Teo Technologies, for example, offers models that are TSG-6 approved for DoD use. Special positive-disconnect circuitry and ultra-low-emissions technology ensure that no audio signals from the microphone are produced on any wires leaving the phone when it is on-hook. A push-to-talk button on the handset allows for the elimination of background sounds during sensitive conversations. The microphone is active only when the button is pressed. And when Power over Ethernet is not available, the phone can be plugged into a local supply that provides filtered operating power via the phone’s barrel connector.

There are two TSG-6 approved equipment implementations for VoIP phones in the SCIF environment, each with its own classification.

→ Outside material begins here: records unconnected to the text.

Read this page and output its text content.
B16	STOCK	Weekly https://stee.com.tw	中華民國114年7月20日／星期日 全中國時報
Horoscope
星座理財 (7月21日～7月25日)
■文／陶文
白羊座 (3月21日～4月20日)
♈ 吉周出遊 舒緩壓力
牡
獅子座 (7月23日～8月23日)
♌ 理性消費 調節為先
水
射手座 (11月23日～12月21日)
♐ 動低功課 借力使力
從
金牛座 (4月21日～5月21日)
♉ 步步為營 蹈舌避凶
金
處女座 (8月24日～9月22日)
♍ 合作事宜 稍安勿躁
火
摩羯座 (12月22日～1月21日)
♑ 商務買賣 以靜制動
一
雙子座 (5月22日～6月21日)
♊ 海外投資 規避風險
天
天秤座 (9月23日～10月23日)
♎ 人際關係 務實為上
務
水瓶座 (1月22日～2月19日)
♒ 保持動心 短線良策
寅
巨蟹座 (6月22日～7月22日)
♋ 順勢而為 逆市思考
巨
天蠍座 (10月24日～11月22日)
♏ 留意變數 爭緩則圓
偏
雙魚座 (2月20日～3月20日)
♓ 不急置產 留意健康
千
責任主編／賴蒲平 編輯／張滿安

For example, with a multi-button TSG-6 compliant VoIP phone with switched Ethernet port and 802.3af Power over Ethernet…

  • Class A certification allows the Ethernet switch to reside outside of the SCIF
  • Class B certification mandates that the Ethernet switch reside inside the SCIF

All VoIP phone must be resubmitted for CNSS approval if the manufacturer substitutes any component that alters a phone’s electrical or acoustic characteristics. Phones are randomly selected for testing one calendar year after CNSS approval to ensure continued compliance with CNSS guidelines.

Cabling and Network Infrastructure

In the case of structured cabling and network infrastructure, projects must follow security specifications required to receive site survey certification and approval. Each aspect of the network requires special attention, including:

  • Shield Twisted Pair / Fiber / Hybrid Infrastructure
  • Wire-ways / Conduit / Transport
  • Cabinets / Main Distribution Frame / Communications Closet
  • Station Drops / Cabling
  • Labeling / Inspection / Administration

Putting it all Together

The growing number of attacks on enterprise data networks, their increasing sophistication and persistence, and the emergence of a new breed of cyber criminals intent on inflicting as much damage as possible all point to the need for tighter security measures. When it comes to protecting sensitive voice communications, federal agencies and contractors have come to rely on a proven solution – SCIF. Partnering with an experienced technology provider can streamline the accreditation process, prevent implementation delay, and facilitate the safe discussion of classified information.